A CPI não teve força política para ouvir Braga
Netto. Foi tratada com desdém pelo ministro Nunes Marques, que anulou a quebra
de sigilo do policial rodoviário bloqueador de estradas Silvinei Vasques.
Seu colega de STF André Mendonça tenta fazer valer
a tese de que alguns julgamentos de manés e terroristas devem ser presenciais
no Supremo, o que pode fazer com que o desfecho de centenas de processos seja
praticamente inviabilizado no médio prazo.
Não há mais uma linha, uma só, nos jornalões sobre
a corrupção que se espalhou durante a intervenção de Braga Netto em 2018 no
Rio. A pauta sumiu da grande imprensa.
Sumiram das pautas dos jornais as rachadinhas dos
Bolsonaros e qualquer referência aos crimes da família. Sumiu tudo que tenha
relação com os crimes das gangues comuns dos Bolsonaros e ficaram só, nos
cantinhos, os desmandos das quadrilhas qualificadas.

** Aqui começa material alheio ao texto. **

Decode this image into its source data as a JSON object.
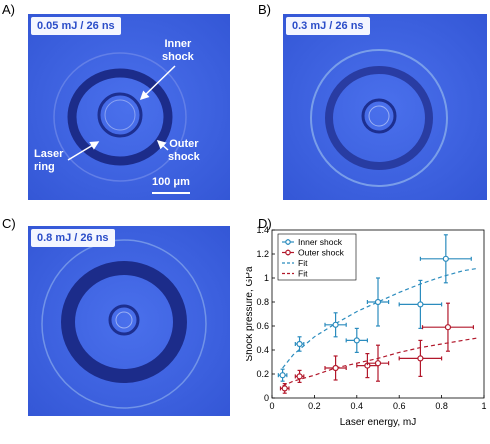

Espalha-se pelos jornais a especulação, atribuída à
gente do governo, segundo a qual pessoas próximas a Lula desconfiam da
contribuição da delação de Mauro Cid para que Bolsonaro seja finalmente
alcançado pelo sistema de Justiça.
Foram reativadas, na carona da reação ao voto de
Rosa Weber pela descriminalização do aborto, todas as pautas de costumes do
bolsonarismo.
O fascismo levou as questões moralistas, e não só
as de família, para a eleição dos conselhos tutelares, que podem ter sido
tomados de novo por fiéis das igrejas de Bolsonaro.
Só agora, quando Lula está no poder e fará suas
escolhas, Rodrigo Pacheco volta a tocar a corneta dos que defendem a fixação de
um tempo para os mandatos de ministros do Supremo.
Vozes estariam pedindo calma ao Planalto na
recriação da Comissão de Mortos e Desaparecidos da ditadura, prevista para
outubro, para que não incomodem os militares.
No meio disso tudo, enquanto a polícia continua
matando negros, pobres e crianças, um professor da Unicamp anda com faca e
spray de pimenta no campus e pula em cima de um estudante.
O nome do professor? A Unicamp não revela, para
proteger seu corpo docente, porque um professor fascista é antes um professor.
A direita que usa arma branca também é acadêmica e com doutorado.